告別式が終わり、アミがロビーで休んでいるとコウがやってきた。
「びっくりした。じいちゃんの代わりに来たら、山下のおばあちゃんの葬儀だったなんて」
「薬丸さん、来れなかったんだね」
「ずっと入院してて…あれ、山下はじいちゃん知ってるの?」
「亡くなったときに知らせる人のリストを、おばあちゃんが準備してて…その中に名前があったの」
アミはおばあちゃんが、くす玉を作っていたことを話した。
「もしかして想いを伝えたい人かなって。くす玉の『くす』は元々『薬』のことで、玉は丸いでしょ。だから…」
「『薬丸』か!」

おばあちゃんの部屋の机の中に、くす玉は残されていた。
32枚の折り紙で作られていて、開くと全てにひらがなが書いてあった。
32文字。

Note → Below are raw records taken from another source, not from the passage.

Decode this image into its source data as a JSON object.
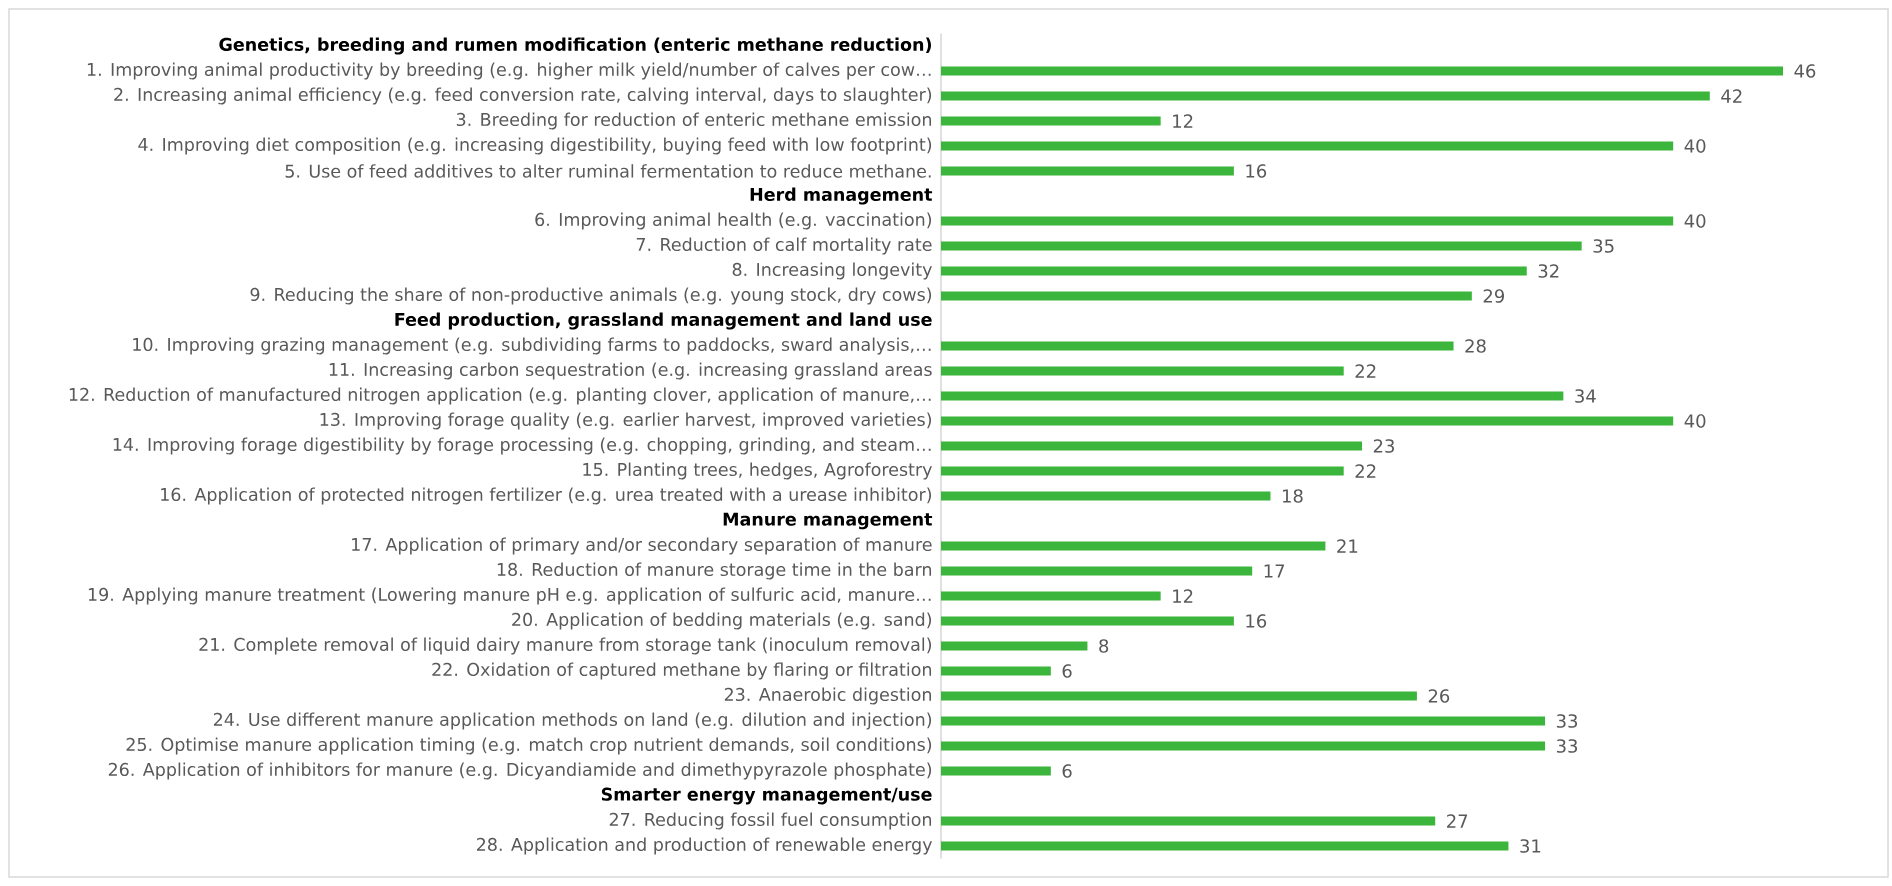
{
  "chart_data": {
    "type": "bar",
    "orientation": "horizontal",
    "categories": [
      "Genetics, breeding and rumen modification (enteric methane reduction)",
      "1. Improving animal productivity by breeding (e.g. higher milk yield/number of calves per cow…",
      "2. Increasing animal efficiency (e.g. feed conversion rate, calving interval, days to slaughter)",
      "3. Breeding for reduction of enteric methane emission",
      "4. Improving diet composition (e.g. increasing digestibility, buying feed with low footprint)",
      "5. Use of feed additives to alter ruminal fermentation to reduce methane.",
      "Herd management",
      "6. Improving animal health (e.g. vaccination)",
      "7. Reduction of calf mortality rate",
      "8. Increasing longevity",
      "9. Reducing the share of non-productive animals (e.g. young stock, dry cows)",
      "Feed production, grassland management and land use",
      "10. Improving grazing management (e.g. subdividing farms to paddocks, sward analysis,…",
      "11. Increasing carbon sequestration (e.g. increasing grassland areas",
      "12. Reduction of manufactured nitrogen application (e.g. planting clover, application of manure,…",
      "13. Improving forage quality (e.g. earlier harvest, improved varieties)",
      "14. Improving forage digestibility by forage processing (e.g. chopping, grinding, and steam…",
      "15. Planting trees, hedges, Agroforestry",
      "16. Application of protected nitrogen fertilizer (e.g. urea treated with a urease inhibitor)",
      "Manure management",
      "17. Application of primary and/or secondary separation of manure",
      "18. Reduction of manure storage time in the barn",
      "19. Applying manure treatment (Lowering manure pH e.g. application of sulfuric acid, manure…",
      "20. Application of bedding materials (e.g. sand)",
      "21. Complete removal of liquid dairy manure from storage tank (inoculum removal)",
      "22. Oxidation of captured methane by flaring or filtration",
      "23. Anaerobic digestion",
      "24. Use different manure application methods on land (e.g. dilution and injection)",
      "25. Optimise manure application timing (e.g. match crop nutrient demands, soil conditions)",
      "26. Application of inhibitors for manure (e.g. Dicyandiamide and dimethypyrazole phosphate)",
      "Smarter energy management/use",
      "27. Reducing fossil fuel consumption",
      "28. Application and production of renewable energy"
    ],
    "values": [
      null,
      46,
      42,
      12,
      40,
      16,
      null,
      40,
      35,
      32,
      29,
      null,
      28,
      22,
      34,
      40,
      23,
      22,
      18,
      null,
      21,
      17,
      12,
      16,
      8,
      6,
      26,
      33,
      33,
      6,
      null,
      27,
      31
    ],
    "color": "#3bb53b",
    "data_labels": true,
    "tick_labels": "y"
  }
}
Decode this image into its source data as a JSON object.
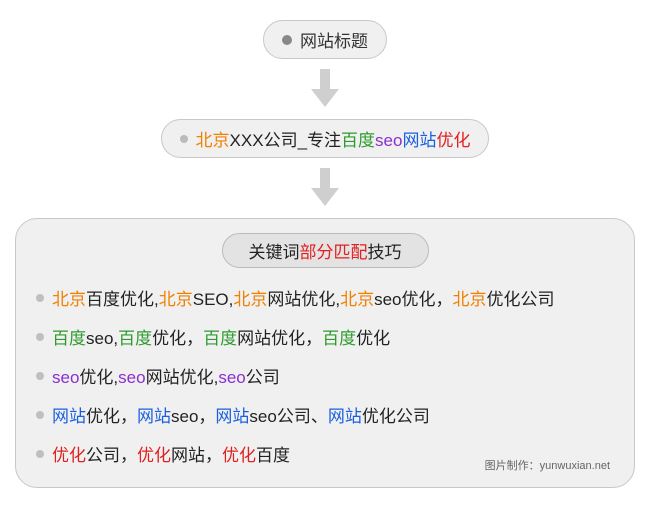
{
  "type": "flowchart",
  "background_color": "#ffffff",
  "box_bg": "#f0f0f0",
  "box_border": "#c8c8c8",
  "arrow_color": "#cfcfcf",
  "font_family": "Microsoft YaHei",
  "colors": {
    "orange": "#f08000",
    "black": "#222222",
    "green": "#2e9a2e",
    "purple": "#8a2fd0",
    "blue": "#1a5fe0",
    "red": "#e02020",
    "gray": "#333333"
  },
  "top_pill": {
    "label": "网站标题",
    "dot_color": "#888888"
  },
  "example_pill": {
    "segments": [
      {
        "text": "北京",
        "color": "orange"
      },
      {
        "text": "XXX公司_专注",
        "color": "black"
      },
      {
        "text": "百度",
        "color": "green"
      },
      {
        "text": "seo",
        "color": "purple"
      },
      {
        "text": "网站",
        "color": "blue"
      },
      {
        "text": "优化",
        "color": "red"
      }
    ]
  },
  "section_header": {
    "segments": [
      {
        "text": "关键词",
        "color": "black"
      },
      {
        "text": "部分匹配",
        "color": "red"
      },
      {
        "text": "技巧",
        "color": "black"
      }
    ]
  },
  "keyword_lines": [
    [
      {
        "text": "北京",
        "color": "orange"
      },
      {
        "text": "百度优化,",
        "color": "black"
      },
      {
        "text": "北京",
        "color": "orange"
      },
      {
        "text": "SEO,",
        "color": "black"
      },
      {
        "text": "北京",
        "color": "orange"
      },
      {
        "text": "网站优化,",
        "color": "black"
      },
      {
        "text": "北京",
        "color": "orange"
      },
      {
        "text": "seo优化，",
        "color": "black"
      },
      {
        "text": "北京",
        "color": "orange"
      },
      {
        "text": "优化公司",
        "color": "black"
      }
    ],
    [
      {
        "text": "百度",
        "color": "green"
      },
      {
        "text": "seo,",
        "color": "black"
      },
      {
        "text": "百度",
        "color": "green"
      },
      {
        "text": "优化，",
        "color": "black"
      },
      {
        "text": "百度",
        "color": "green"
      },
      {
        "text": "网站优化，",
        "color": "black"
      },
      {
        "text": "百度",
        "color": "green"
      },
      {
        "text": "优化",
        "color": "black"
      }
    ],
    [
      {
        "text": "seo",
        "color": "purple"
      },
      {
        "text": "优化,",
        "color": "black"
      },
      {
        "text": "seo",
        "color": "purple"
      },
      {
        "text": "网站优化,",
        "color": "black"
      },
      {
        "text": "seo",
        "color": "purple"
      },
      {
        "text": "公司",
        "color": "black"
      }
    ],
    [
      {
        "text": "网站",
        "color": "blue"
      },
      {
        "text": "优化，",
        "color": "black"
      },
      {
        "text": "网站",
        "color": "blue"
      },
      {
        "text": "seo，",
        "color": "black"
      },
      {
        "text": "网站",
        "color": "blue"
      },
      {
        "text": "seo公司、",
        "color": "black"
      },
      {
        "text": "网站",
        "color": "blue"
      },
      {
        "text": "优化公司",
        "color": "black"
      }
    ],
    [
      {
        "text": "优化",
        "color": "red"
      },
      {
        "text": "公司，",
        "color": "black"
      },
      {
        "text": "优化",
        "color": "red"
      },
      {
        "text": "网站，",
        "color": "black"
      },
      {
        "text": "优化",
        "color": "red"
      },
      {
        "text": "百度",
        "color": "black"
      }
    ]
  ],
  "credit": "图片制作：yunwuxian.net"
}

一字多いけど短歌かな…?
アミは「せ」の紙を手に取る。
百人一首で「せ」から始まる歌は一つ…。

瀬を早み 岩にせかるる 滝川の われても末に 逢はむとぞ思ふ

「今は別れていても、いつかは再会しようって想いの歌なの」
「亡くなったあとに一緒になろうってこと…?」

本当にそうだろうか?
もしかして、自分たちは一緒になれなくても、後の世代で一緒にと…いや、まさか…。

アミはコウをじっと見た。
コウはなぜか少し顔を赤らめていたが、唐突に、
「また会えるかな…」と小さな声で言った。
「え?」
「あ、いや…ほら、中学以来話してなかったから…今日は落ち着いて話できないし…また時間とれないかな…」

「あ…うん」
アミは自分の顔も赤くなっていくのを感じた。
俯きながら、アミはただ「のまにまに」と心の中で唱えていた。